In einer solchen Zeit der Einschränkungen braucht es eine andere Quelle der Freude. Wir hatten uns überlegt, den liebgewonnen lebendigen Adventskalender in Idensen und Mesmerode in diesem Jahr trotzdem stattfinden zu lassen: Menschen laden zu sich ein und lesen eine Geschichte vor oder singen ein Lied. Recht schnell war für jeden Tag eine Gastgeberin oder ein Gastgeber gefunden.

Mit großer Vorfreude haben sich alle vorbereitet, denn die Idee auch in diesem Advent beieinander zu sein, war uns allen enorm wichtig. Wir wollen uns sehen, die Stimme hören und die Stimmung transportieren in einer Vorfreude auf das Weihnachtsfest.

In den evangelischen Kirchen wird morgen gepredigt zu einem Text aus Sacharja, wo es heißt: „Denn er wird Frieden gebieten den Völkern, und seine Herrschaft wird sein von einem Meer bis zum andern“. Dieser Satz beflügelt unsere alljährliche Sehnsucht nach einer friedlichen Weihnachtszeit aller Menschen auf diesem Planeten. Krieg und Aggression mit Waffen oder Twitter gibt es zu viele, dass ein Wandel dringend nötig ist. Frieden in die Häuser zu bringen, Gemeinschaft zu stiften und sich die Ruhe und auf das Miteinander einzulassen, ist ein großes Bestreben in dieser Zeit.

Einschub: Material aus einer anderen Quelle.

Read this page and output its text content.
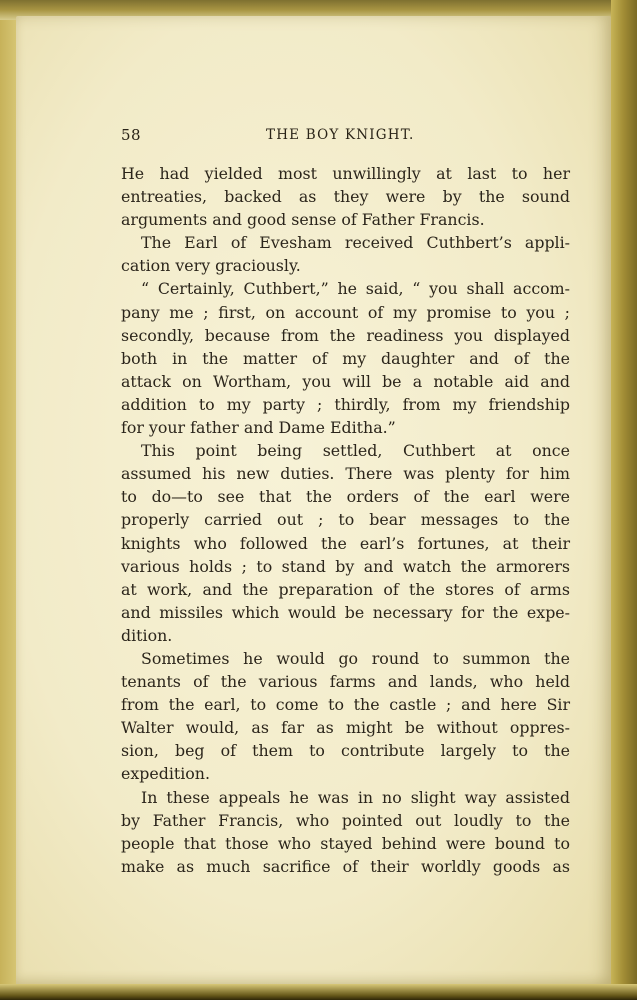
58	THE BOY KNIGHT.
He had yielded most unwillingly at last to her
entreaties, backed as they were by the sound
arguments and good sense of Father Francis.
The Earl of Evesham received Cuthbert’s appli-
cation very graciously.
“ Certainly, Cuthbert,” he said, “ you shall accom-
pany me ; first, on account of my promise to you ;
secondly, because from the readiness you displayed
both in the matter of my daughter and of the
attack on Wortham, you will be a notable aid and
addition to my party ; thirdly, from my friendship
for your father and Dame Editha.”
This point being settled, Cuthbert at once
assumed his new duties. There was plenty for him
to do—to see that the orders of the earl were
properly carried out ; to bear messages to the
knights who followed the earl’s fortunes, at their
various holds ; to stand by and watch the armorers
at work, and the preparation of the stores of arms
and missiles which would be necessary for the expe-
dition.
Sometimes he would go round to summon the
tenants of the various farms and lands, who held
from the earl, to come to the castle ; and here Sir
Walter would, as far as might be without oppres-
sion, beg of them to contribute largely to the
expedition.
In these appeals he was in no slight way assisted
by Father Francis, who pointed out loudly to the
people that those who stayed behind were bound to
make as much sacrifice of their worldly goods as
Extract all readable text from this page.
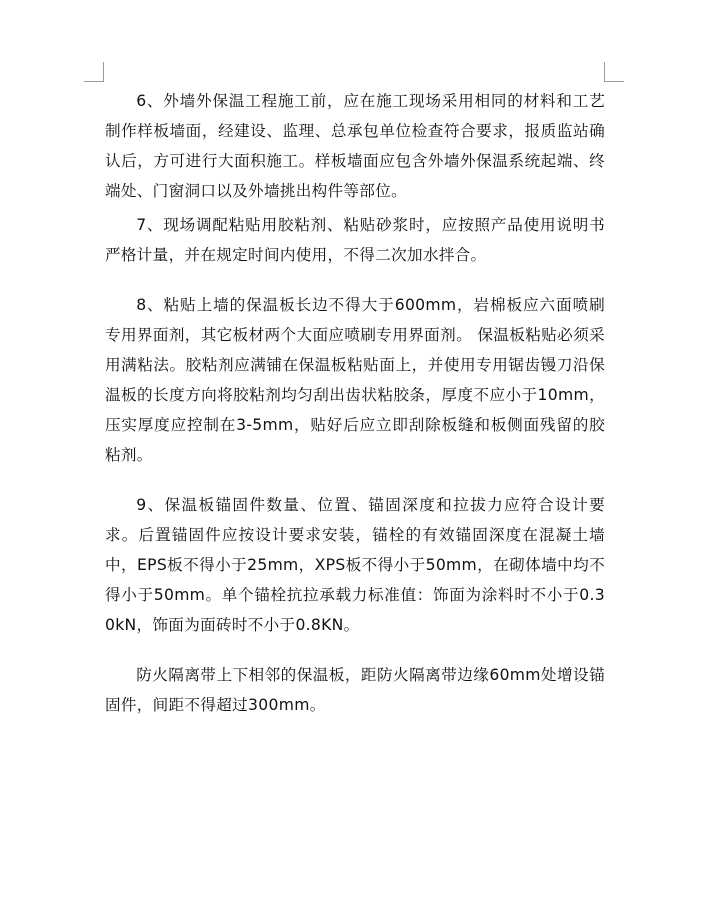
6、外墙外保温工程施工前，应在施工现场采用相同的材料和工艺制作样板墙面，经建设、监理、总承包单位检查符合要求，报质监站确认后，方可进行大面积施工。样板墙面应包含外墙外保温系统起端、终端处、门窗洞口以及外墙挑出构件等部位。

7、现场调配粘贴用胶粘剂、粘贴砂浆时，应按照产品使用说明书严格计量，并在规定时间内使用，不得二次加水拌合。

8、粘贴上墙的保温板长边不得大于600mm，岩棉板应六面喷刷专用界面剂，其它板材两个大面应喷刷专用界面剂。 保温板粘贴必须采用满粘法。胶粘剂应满铺在保温板粘贴面上，并使用专用锯齿镘刀沿保温板的长度方向将胶粘剂均匀刮出齿状粘胶条，厚度不应小于10mm，压实厚度应控制在3-5mm，贴好后应立即刮除板缝和板侧面残留的胶粘剂。

9、保温板锚固件数量、位置、锚固深度和拉拔力应符合设计要求。后置锚固件应按设计要求安装，锚栓的有效锚固深度在混凝土墙中，EPS板不得小于25mm，XPS板不得小于50mm，在砌体墙中均不得小于50mm。单个锚栓抗拉承载力标准值：饰面为涂料时不小于0.30kN，饰面为面砖时不小于0.8KN。

防火隔离带上下相邻的保温板，距防火隔离带边缘60mm处增设锚固件，间距不得超过300mm。
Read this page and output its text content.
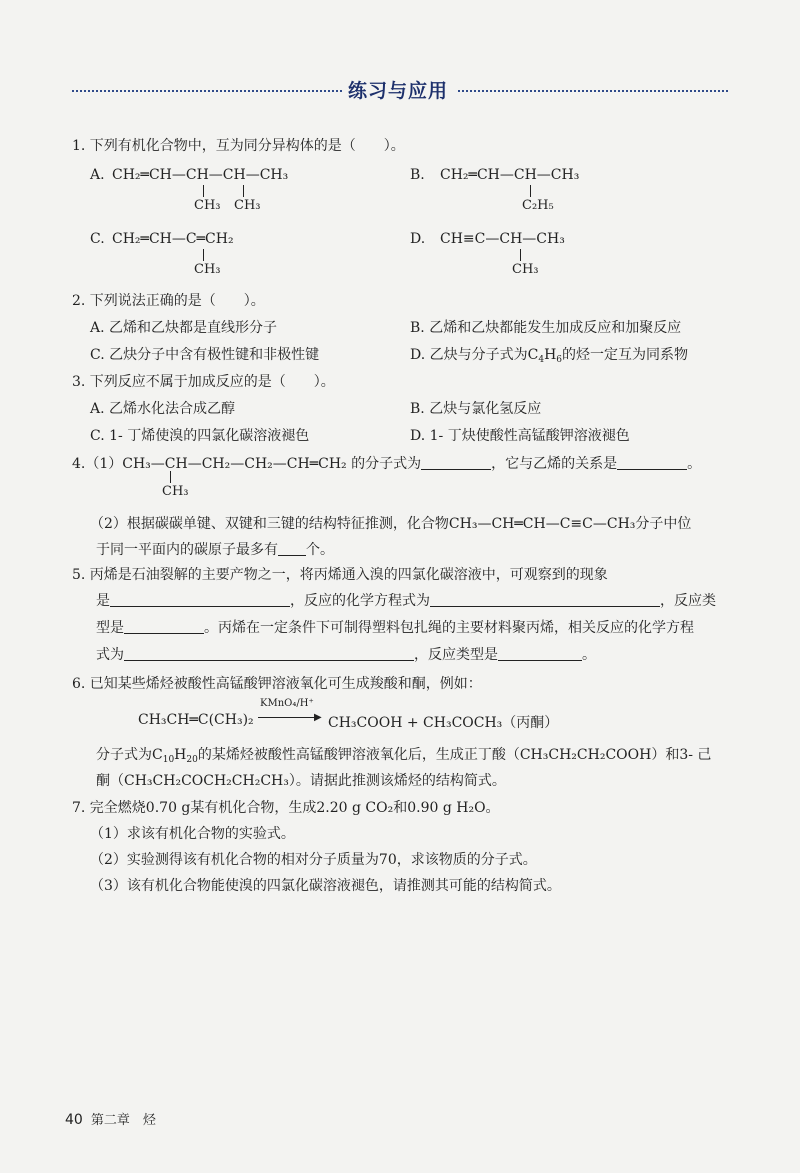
练习与应用
1. 下列有机化合物中，互为同分异构体的是（　　）。
A. CH₂═CH—CH—CH—CH₃
CH₃ CH₃
B. CH₂═CH—CH—CH₃
C₂H₅
C. CH₂═CH—C═CH₂
CH₃
D. CH≡C—CH—CH₃
CH₃
2. 下列说法正确的是（　　）。
A. 乙烯和乙炔都是直线形分子	B. 乙烯和乙炔都能发生加成反应和加聚反应
C. 乙炔分子中含有极性键和非极性键	D. 乙炔与分子式为$C_4H_6$的烃一定互为同系物
3. 下列反应不属于加成反应的是（　　）。
A. 乙烯水化法合成乙醇	B. 乙炔与氯化氢反应
C. 1- 丁烯使溴的四氯化碳溶液褪色	D. 1- 丁炔使酸性高锰酸钾溶液褪色
4.（1）CH₃—CH—CH₂—CH₂—CH═CH₂ 的分子式为	，它与乙烯的关系是	。
CH₃
（2）根据碳碳单键、双键和三键的结构特征推测，化合物CH₃—CH═CH—C≡C—CH₃分子中位
于同一平面内的碳原子最多有 个。
5. 丙烯是石油裂解的主要产物之一，将丙烯通入溴的四氯化碳溶液中，可观察到的现象
是	，反应的化学方程式为	，反应类
型是	。丙烯在一定条件下可制得塑料包扎绳的主要材料聚丙烯，相关反应的化学方程
式为	，反应类型是	。
6. 已知某些烯烃被酸性高锰酸钾溶液氧化可生成羧酸和酮，例如：
CH₃CH═C(CH₃)₂
KMnO₄/H⁺
▶ CH₃COOH + CH₃COCH₃（丙酮）
分子式为$C_{10}H_{20}$的某烯烃被酸性高锰酸钾溶液氧化后，生成正丁酸（CH₃CH₂CH₂COOH）和3- 己
酮（CH₃CH₂COCH₂CH₂CH₃）。请据此推测该烯烃的结构简式。
7. 完全燃烧0.70 g某有机化合物，生成2.20 g CO₂和0.90 g H₂O。
（1）求该有机化合物的实验式。
（2）实验测得该有机化合物的相对分子质量为70，求该物质的分子式。
（3）该有机化合物能使溴的四氯化碳溶液褪色，请推测其可能的结构简式。
40 第二章　烃
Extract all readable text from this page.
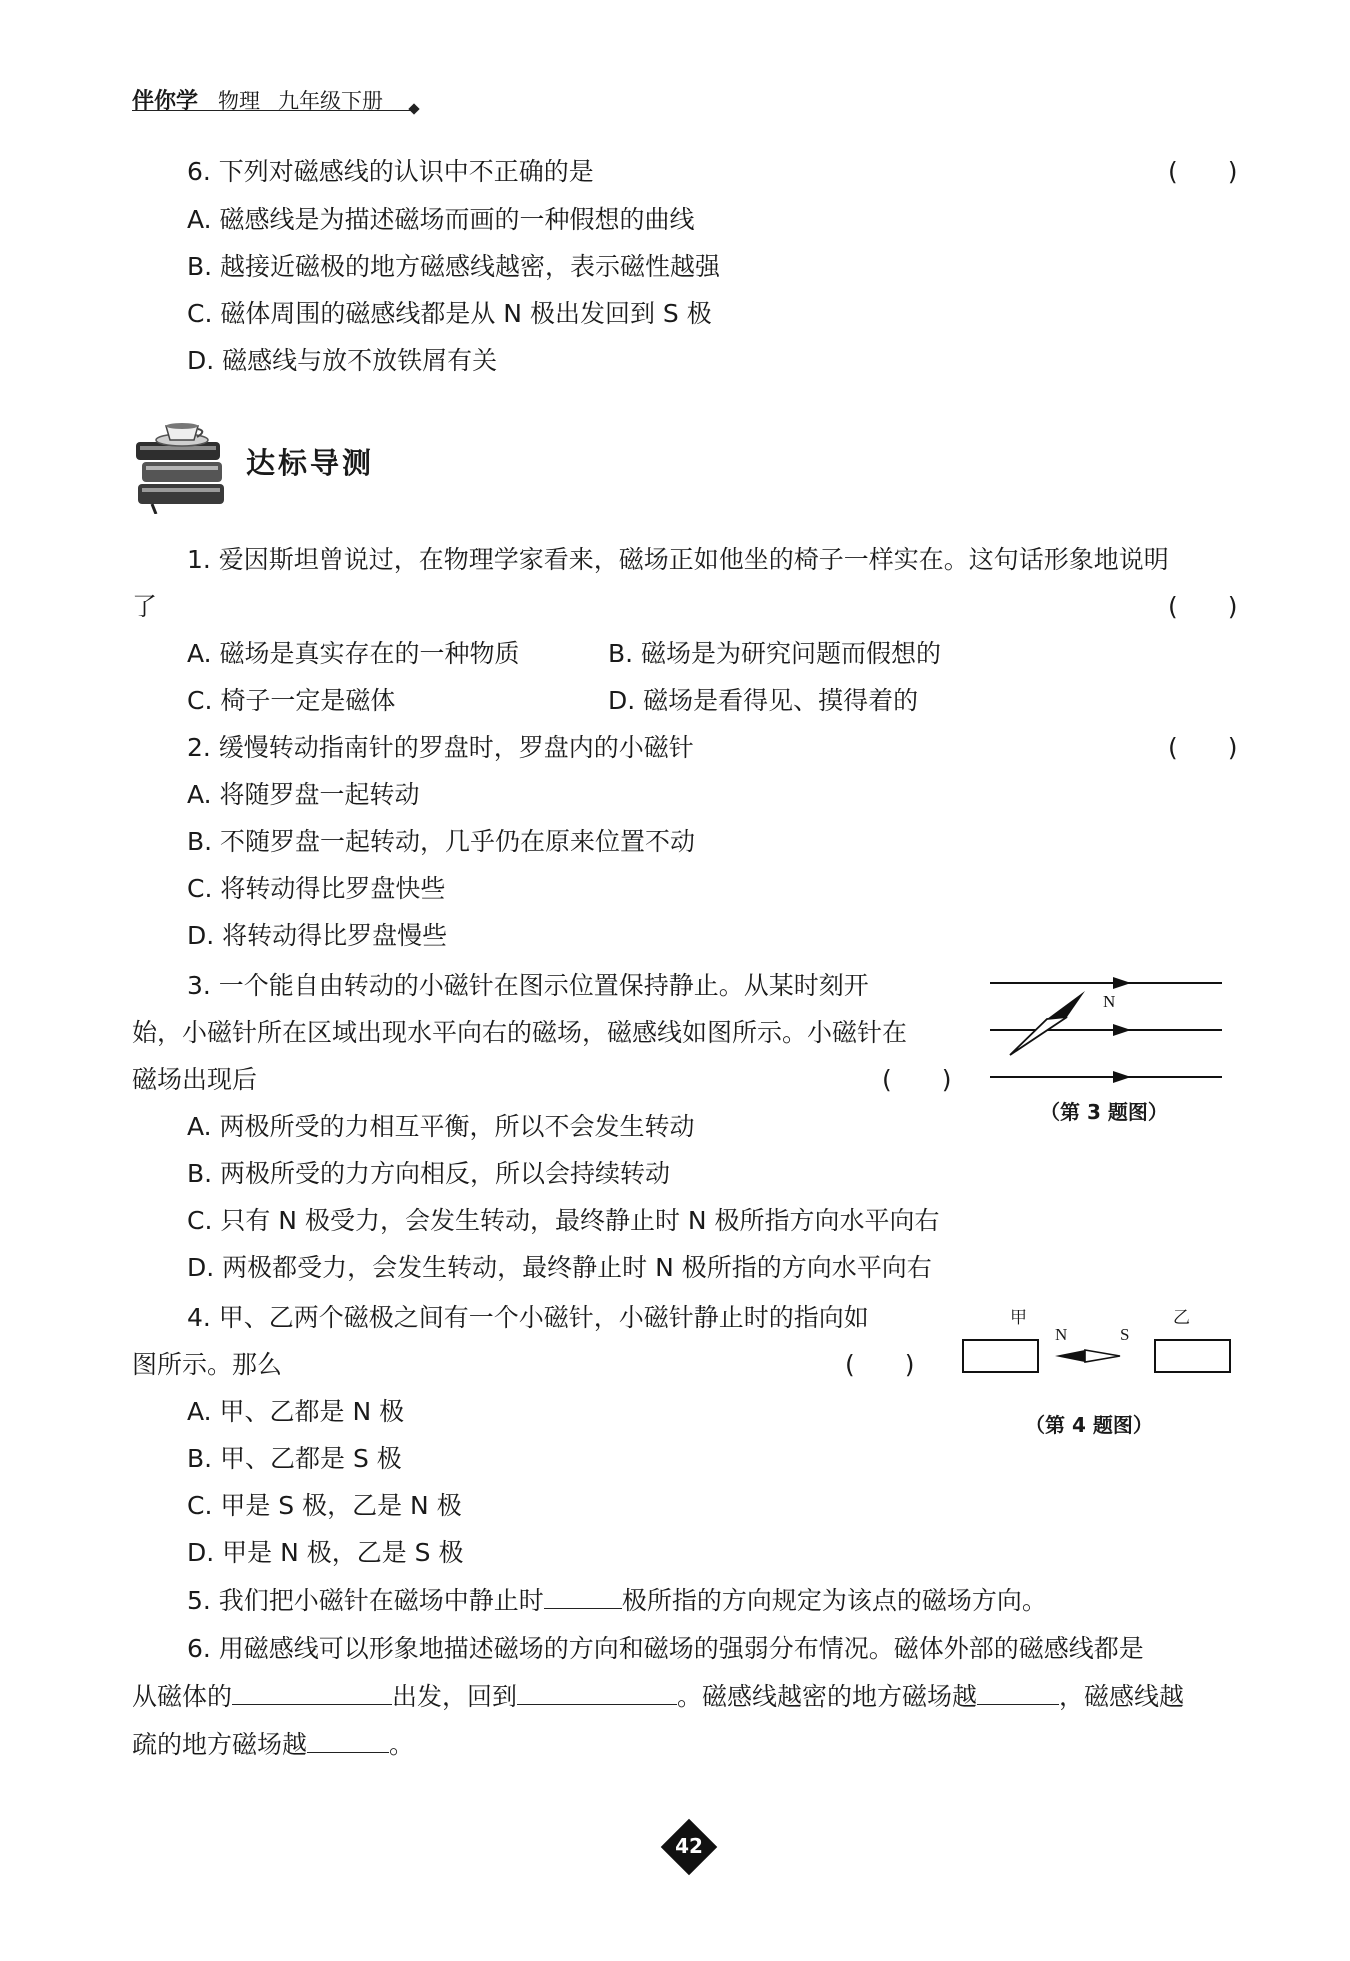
伴你学 物理 九年级下册
6. 下列对磁感线的认识中不正确的是	(　　)
A. 磁感线是为描述磁场而画的一种假想的曲线
B. 越接近磁极的地方磁感线越密，表示磁性越强
C. 磁体周围的磁感线都是从 N 极出发回到 S 极
D. 磁感线与放不放铁屑有关
达标导测
1. 爱因斯坦曾说过，在物理学家看来，磁场正如他坐的椅子一样实在。这句话形象地说明
了	(　　)
A. 磁场是真实存在的一种物质	B. 磁场是为研究问题而假想的
C. 椅子一定是磁体	D. 磁场是看得见、摸得着的
2. 缓慢转动指南针的罗盘时，罗盘内的小磁针	(　　)
A. 将随罗盘一起转动
B. 不随罗盘一起转动，几乎仍在原来位置不动
C. 将转动得比罗盘快些
D. 将转动得比罗盘慢些
3. 一个能自由转动的小磁针在图示位置保持静止。从某时刻开
始，小磁针所在区域出现水平向右的磁场，磁感线如图所示。小磁针在
磁场出现后	(　　)
N
（第 3 题图）
A. 两极所受的力相互平衡，所以不会发生转动
B. 两极所受的力方向相反，所以会持续转动
C. 只有 N 极受力，会发生转动，最终静止时 N 极所指方向水平向右
D. 两极都受力，会发生转动，最终静止时 N 极所指的方向水平向右
4. 甲、乙两个磁极之间有一个小磁针，小磁针静止时的指向如
图所示。那么	(　　)
甲	乙
N	S
（第 4 题图）
A. 甲、乙都是 N 极
B. 甲、乙都是 S 极
C. 甲是 S 极，乙是 N 极
D. 甲是 N 极，乙是 S 极
5. 我们把小磁针在磁场中静止时	极所指的方向规定为该点的磁场方向。
6. 用磁感线可以形象地描述磁场的方向和磁场的强弱分布情况。磁体外部的磁感线都是
从磁体的	出发，回到	。磁感线越密的地方磁场越	，磁感线越
疏的地方磁场越	。
42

Und daher haben sich auch die Gastgeberinnen und Gastgeber mit diesen Themen auseinandergesetzt: Mal nachdenklich und mal augenzwinkernd setzen alle sich mit der Adventszeit auseinander. Und warum tun sie das trotz Corona? Sie machen es wegen Corona. Sie haben sich in ihrem Wohnzimmer filmen lassen und sehr bewusst eine geliebte Geschichte ausgewählt. Sie laden ein – wenn auch nur virtuell -, um nicht nur ein Licht zu entzünden, sondern auch das Lächeln dazu zu schenken.